Gundaker felt fortunate that his car “didn’t stall out on me” as he spun and he was able to avoid stopping with “a John Force burnout.”

“But it’s not the way I want to win a heat race, especially at the Dome, my first heat race here,” said Gundaker, who drew the pole position for the 25-lap feature but slipped back at the initial start before losing his brakes on lap five and ultimately finishing eighth.

Gundaker also was thankful that Sheppard accepted his mea culpa.

“He’s in good spirits,” said Gundaker, who is hoping to qualify for Saturday’s 40-lap, $30,000-to-win finale in his fifth career attempt at the Gateway Dirt Nationals. “He come over and said, ‘I was mad at first, but I remember when I was your age and I was doing dumb stuff like that. I’m not mad at you by any means because I was there. I understand. I went through those mistakes and I hope you learn from ‘em,’ and I said, ‘I will.’

“I have the utmost respect for all them guys over there. I dug them a hole pretty hard.”

Indeed, Sheppard has a long road ahead to make his first Gateway Dirt Nationals headliner. He’s not throwing in the towel in his second career start in the event (he failed to qualify for the finale in 2022), but he’s scheduled to start 12th in the first of Saturday’s three 10-lap non-qualifiers’ and must finish among the top two just to tag the rear in one of six 10-lap qualifying races.

Sheppard missed his chance to start near the front of Friday’s 25-lap feature with his son Brandon, who won the sixth heat and went on to finish third in the A-main. But he’ll attempt to salvage his weekend Saturday with an unlikely, but not impossible, rally on a track that he hopes will sport plenty of character.

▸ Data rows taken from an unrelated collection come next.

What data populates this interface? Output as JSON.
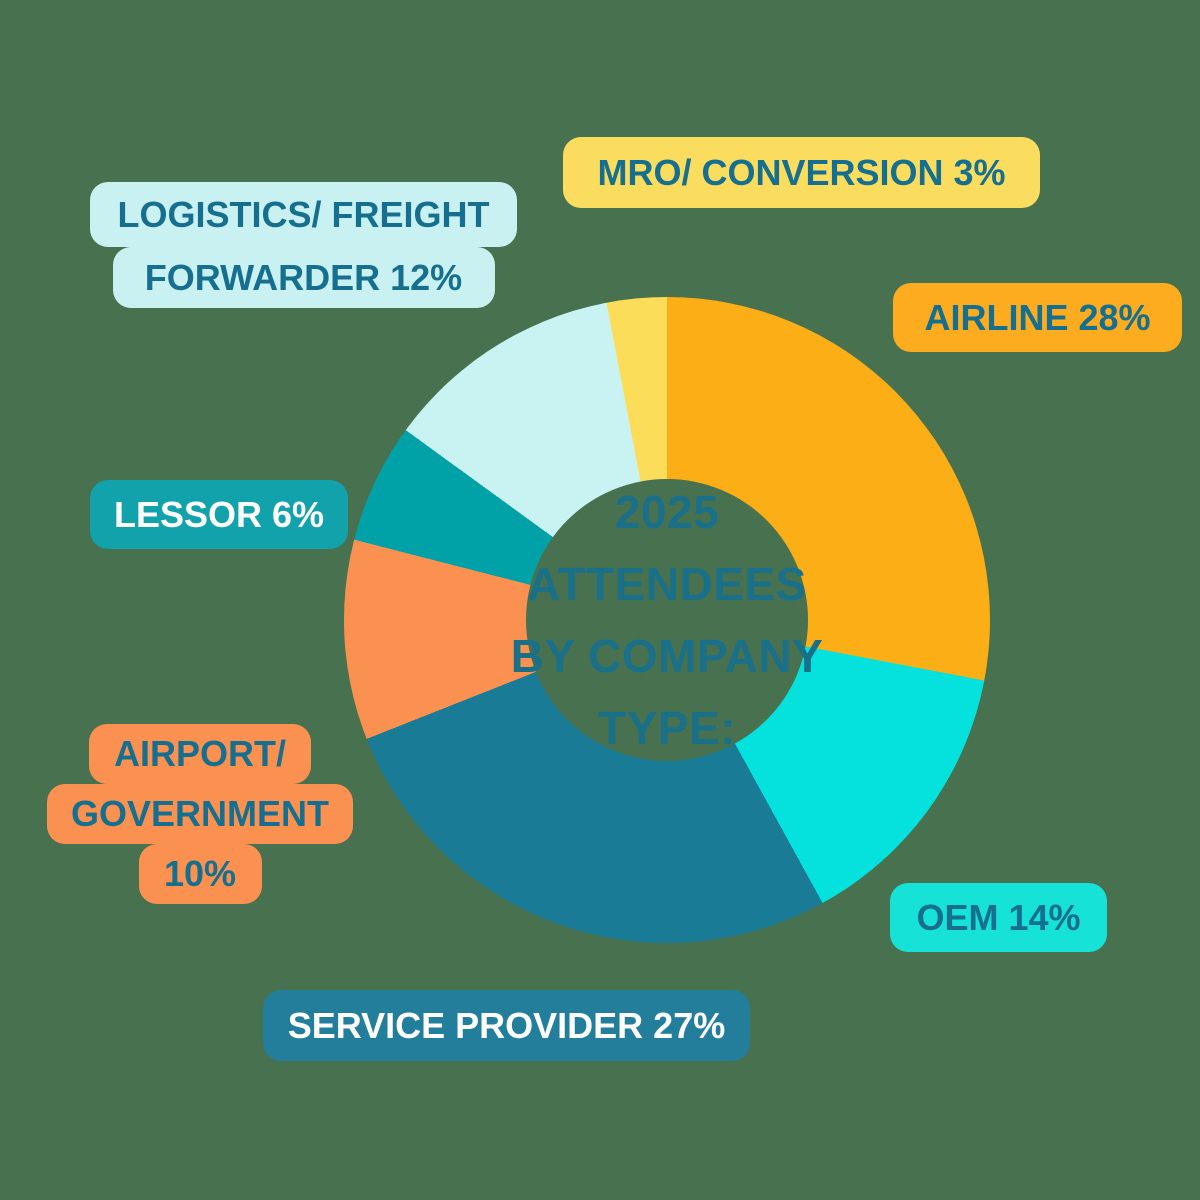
{
  "background_color": "#48714F",
  "text_colors": {
    "dark_teal": "#166F8F",
    "white": "#FFFFFF",
    "center": "#1A7089"
  },
  "chart_data": {
    "type": "pie",
    "donut": true,
    "title": "2025 ATTENDEES BY COMPANY TYPE:",
    "center_text_lines": [
      "2025",
      "ATTENDEES",
      "BY COMPANY",
      "TYPE:"
    ],
    "start_angle_deg": 0,
    "direction": "clockwise",
    "unit": "%",
    "segments": [
      {
        "label": "AIRLINE",
        "value": 28,
        "color": "#FCAE16"
      },
      {
        "label": "OEM",
        "value": 14,
        "color": "#05E1DC"
      },
      {
        "label": "SERVICE PROVIDER",
        "value": 27,
        "color": "#197B96"
      },
      {
        "label": "AIRPORT/ GOVERNMENT",
        "value": 10,
        "color": "#FB9150"
      },
      {
        "label": "LESSOR",
        "value": 6,
        "color": "#00A2A8"
      },
      {
        "label": "LOGISTICS/ FREIGHT FORWARDER",
        "value": 12,
        "color": "#C8F3F2"
      },
      {
        "label": "MRO/ CONVERSION",
        "value": 3,
        "color": "#FCDD59"
      }
    ]
  },
  "labels": {
    "mro": {
      "lines": [
        "MRO/ CONVERSION 3%"
      ],
      "bg": "#FADC5F",
      "fg": "#166F8F"
    },
    "logistics": {
      "lines": [
        "LOGISTICS/ FREIGHT",
        "FORWARDER 12%"
      ],
      "bg": "#C9F1F2",
      "fg": "#166F8F"
    },
    "airline": {
      "lines": [
        "AIRLINE 28%"
      ],
      "bg": "#FCAC1E",
      "fg": "#166F8F"
    },
    "lessor": {
      "lines": [
        "LESSOR 6%"
      ],
      "bg": "#12A2AB",
      "fg": "#FFFFFF"
    },
    "airport": {
      "lines": [
        "AIRPORT/",
        "GOVERNMENT",
        "10%"
      ],
      "bg": "#FB9150",
      "fg": "#166F8F"
    },
    "oem": {
      "lines": [
        "OEM 14%"
      ],
      "bg": "#16E2D7",
      "fg": "#166F8F"
    },
    "service": {
      "lines": [
        "SERVICE PROVIDER 27%"
      ],
      "bg": "#237E9C",
      "fg": "#FFFFFF"
    }
  }
}
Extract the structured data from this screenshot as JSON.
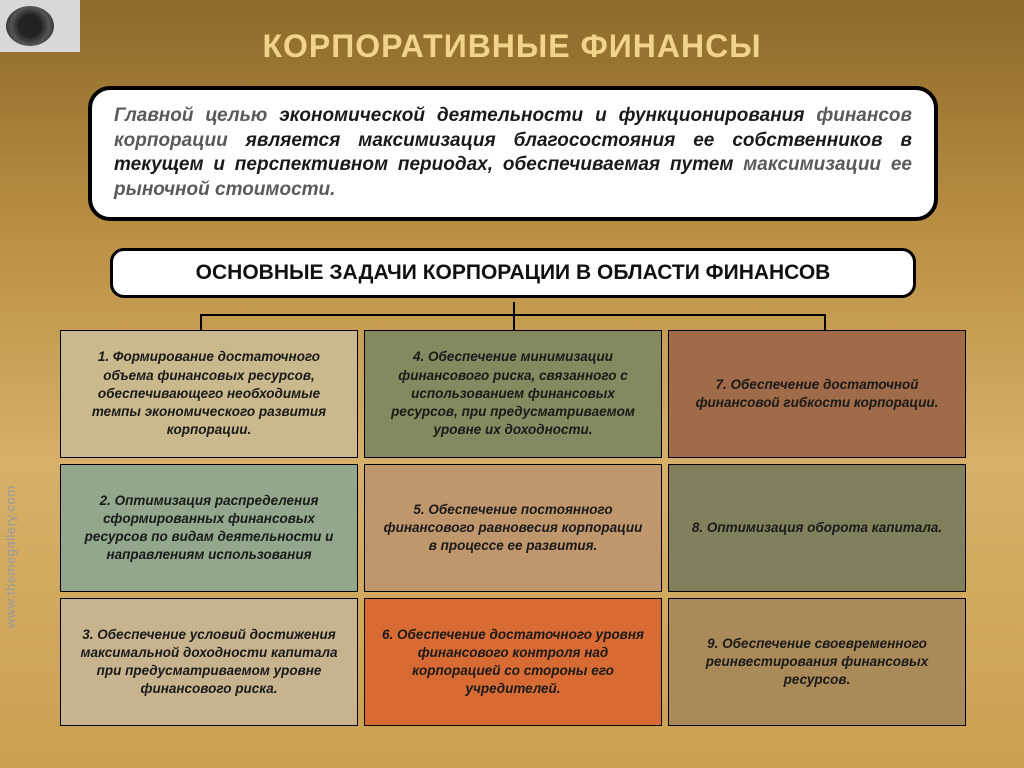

“I just enjoy running the Dome,” said Sheppard, who expects to race during the 2024 season when he can fit action in between his commitments at the family salvage yard. “(Some drivers will) are probably gonna be griping because the track is rougher, but you know what? We need it rough, because this is the Dome and we need the excitement. That’s what’s got all these people here.

“Believe me, it’s hard on an old guy like me. It will beat you to death. I work out, but I probably need to work out a little more to run the Dome when it gets like it was tonight.”